Counts 8 and 9 are drawn under section 3282, Rev. Stats., and charge the making and fermenting of a mash fit for the production of spirits in a building and on premises other than a legally authorized distillery, and the separation of alcoholic spirits from a fermented mash by the defendant when he was not an authorized distiller. An objection is made to these counts, and also to counts 1 and 2, that there is a lack of a definite description of the place or manner and circumstances of the offense alleged. It is required that an offense be alleged, so that the defendant shall be apprised of the charge he is to meet, so that he may prepare his defense, and so that he may plead the judgment in the case, if he is again charged with the same offense. It is not necessary to plead the evidence, but only the ultimate and necessary facts. In the case of Ledbetter v. United States, 170 U. S. 606, 18 Sup. Ct. 774, 42 L. Ed. 1162, an indictment essentially similar to the terms of counts 1 and 2, although arising under the section relating to carrying on the business of a retail liquor dealer, was held good against "a motion in arrest of judgment. The place of the alleged crime was stated only as in a county of the state. It was said that only by a special demurrer could the question be properly raised, but no decision was given as to the necessity For a more specific allegation in case objection had been taken in time.

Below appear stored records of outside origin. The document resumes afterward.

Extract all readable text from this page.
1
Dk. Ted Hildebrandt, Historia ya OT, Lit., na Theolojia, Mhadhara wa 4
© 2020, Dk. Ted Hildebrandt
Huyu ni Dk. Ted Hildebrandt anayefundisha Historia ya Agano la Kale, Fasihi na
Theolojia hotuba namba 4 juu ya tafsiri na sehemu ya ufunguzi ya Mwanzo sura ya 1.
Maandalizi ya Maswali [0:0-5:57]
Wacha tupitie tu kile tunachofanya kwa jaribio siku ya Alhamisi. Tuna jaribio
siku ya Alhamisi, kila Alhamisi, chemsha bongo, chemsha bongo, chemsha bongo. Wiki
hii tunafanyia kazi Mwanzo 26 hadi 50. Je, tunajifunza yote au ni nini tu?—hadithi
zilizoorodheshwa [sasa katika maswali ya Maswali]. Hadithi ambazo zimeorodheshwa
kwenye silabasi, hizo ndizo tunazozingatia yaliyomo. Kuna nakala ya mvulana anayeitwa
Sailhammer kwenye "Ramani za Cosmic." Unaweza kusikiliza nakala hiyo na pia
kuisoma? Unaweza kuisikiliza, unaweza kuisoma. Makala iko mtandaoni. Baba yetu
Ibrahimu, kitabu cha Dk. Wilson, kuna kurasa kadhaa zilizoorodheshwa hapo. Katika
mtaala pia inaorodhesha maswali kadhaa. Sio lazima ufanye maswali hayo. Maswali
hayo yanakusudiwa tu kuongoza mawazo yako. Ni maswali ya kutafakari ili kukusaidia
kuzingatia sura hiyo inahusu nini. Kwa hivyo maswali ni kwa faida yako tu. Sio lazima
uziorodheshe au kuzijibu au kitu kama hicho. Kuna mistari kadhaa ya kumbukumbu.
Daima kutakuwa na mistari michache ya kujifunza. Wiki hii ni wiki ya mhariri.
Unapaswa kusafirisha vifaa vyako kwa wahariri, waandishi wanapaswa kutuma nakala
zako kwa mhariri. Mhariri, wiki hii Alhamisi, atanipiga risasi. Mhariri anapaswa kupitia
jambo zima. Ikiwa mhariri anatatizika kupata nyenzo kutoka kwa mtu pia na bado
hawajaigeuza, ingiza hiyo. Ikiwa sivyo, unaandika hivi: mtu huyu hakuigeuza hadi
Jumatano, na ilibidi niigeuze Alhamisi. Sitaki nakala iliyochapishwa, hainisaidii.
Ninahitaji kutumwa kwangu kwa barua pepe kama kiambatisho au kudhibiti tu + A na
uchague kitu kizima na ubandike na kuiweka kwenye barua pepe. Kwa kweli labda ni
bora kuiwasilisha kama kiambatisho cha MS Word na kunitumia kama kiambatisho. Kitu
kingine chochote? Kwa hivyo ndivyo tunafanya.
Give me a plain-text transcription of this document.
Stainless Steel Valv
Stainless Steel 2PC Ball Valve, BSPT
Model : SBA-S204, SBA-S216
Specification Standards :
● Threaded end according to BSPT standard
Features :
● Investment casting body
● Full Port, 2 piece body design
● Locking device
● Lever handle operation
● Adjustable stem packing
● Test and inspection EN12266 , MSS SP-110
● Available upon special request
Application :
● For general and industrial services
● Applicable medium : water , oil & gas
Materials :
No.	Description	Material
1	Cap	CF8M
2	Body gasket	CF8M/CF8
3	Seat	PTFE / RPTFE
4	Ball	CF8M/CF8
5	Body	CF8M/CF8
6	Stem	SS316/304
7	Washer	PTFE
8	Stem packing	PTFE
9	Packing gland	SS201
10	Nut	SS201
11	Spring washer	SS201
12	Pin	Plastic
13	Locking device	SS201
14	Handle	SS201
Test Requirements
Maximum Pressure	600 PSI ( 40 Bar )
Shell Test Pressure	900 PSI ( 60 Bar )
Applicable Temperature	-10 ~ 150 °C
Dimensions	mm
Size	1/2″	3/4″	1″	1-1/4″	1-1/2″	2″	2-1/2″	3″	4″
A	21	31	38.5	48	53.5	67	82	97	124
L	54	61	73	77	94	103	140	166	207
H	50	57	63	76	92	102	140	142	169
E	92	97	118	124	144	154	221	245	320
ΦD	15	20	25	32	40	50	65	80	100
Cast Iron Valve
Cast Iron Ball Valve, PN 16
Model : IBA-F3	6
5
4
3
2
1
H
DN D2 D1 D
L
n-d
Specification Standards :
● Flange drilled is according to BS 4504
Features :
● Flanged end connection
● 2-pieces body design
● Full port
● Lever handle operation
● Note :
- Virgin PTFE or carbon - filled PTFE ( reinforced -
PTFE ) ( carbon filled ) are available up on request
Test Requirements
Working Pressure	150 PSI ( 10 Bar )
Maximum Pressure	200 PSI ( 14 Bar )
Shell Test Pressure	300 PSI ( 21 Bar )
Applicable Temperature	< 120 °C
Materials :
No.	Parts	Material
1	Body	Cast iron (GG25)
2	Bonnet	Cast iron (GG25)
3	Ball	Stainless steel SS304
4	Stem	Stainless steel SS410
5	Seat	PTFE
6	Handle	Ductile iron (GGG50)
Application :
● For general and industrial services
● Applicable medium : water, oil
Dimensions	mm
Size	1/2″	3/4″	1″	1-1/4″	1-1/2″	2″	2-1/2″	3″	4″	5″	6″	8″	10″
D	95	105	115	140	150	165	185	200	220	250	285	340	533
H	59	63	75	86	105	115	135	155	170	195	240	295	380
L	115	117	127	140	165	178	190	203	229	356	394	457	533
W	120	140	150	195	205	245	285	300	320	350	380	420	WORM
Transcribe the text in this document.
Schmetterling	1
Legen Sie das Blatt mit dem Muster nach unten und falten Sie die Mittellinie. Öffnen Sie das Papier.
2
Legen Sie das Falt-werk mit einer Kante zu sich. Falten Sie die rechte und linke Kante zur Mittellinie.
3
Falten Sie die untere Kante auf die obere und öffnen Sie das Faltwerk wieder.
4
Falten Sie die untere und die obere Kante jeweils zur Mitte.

Indictments no more definite than this havé been sustained in Wick v. United States, 290 Fed. 191 (May 28, 1923), a decision by the Circuit Court of Appeals of this circuit, and in the cases of Durland v. United States, 161 U. S. 306, 16 Sup. Ct. 508, 40 L. Ed. 709, Gregory v. United States (C. C. A.) 272 Fed. 119, and United States v. Luther (D. C.) 260 Fed. 579. See, also, 1 Bish. Cr. Proc. § 370. The defendant, if he should find it necessary to plead the acquittal or conviction in this case in bar of another prosecution, has the right (as is often necessary) to produce evidence of the facts involved in this case (Durland v. United States, 161 U. S. 306, 16 Sup. Ct. 508, 40 L. Ed. 709), and has the privilege of a bill of particulars, if he has any real, ignorance of the facts of the charge against him. Inasmuch as the decision in the Ledbetter Case holds that all the essentials of the crime were charged there, it must be held that they are also charged here as against a general demurrer, and under section 1025, Rev. .Stats. (Comp. St. § 1691) the indictment is not to be held insufficient for lack of form.

The demurrer will be overruled as to counts 1, 2, 8, and 9, and sustained as to counts 3, 4, 5, 6, and 7.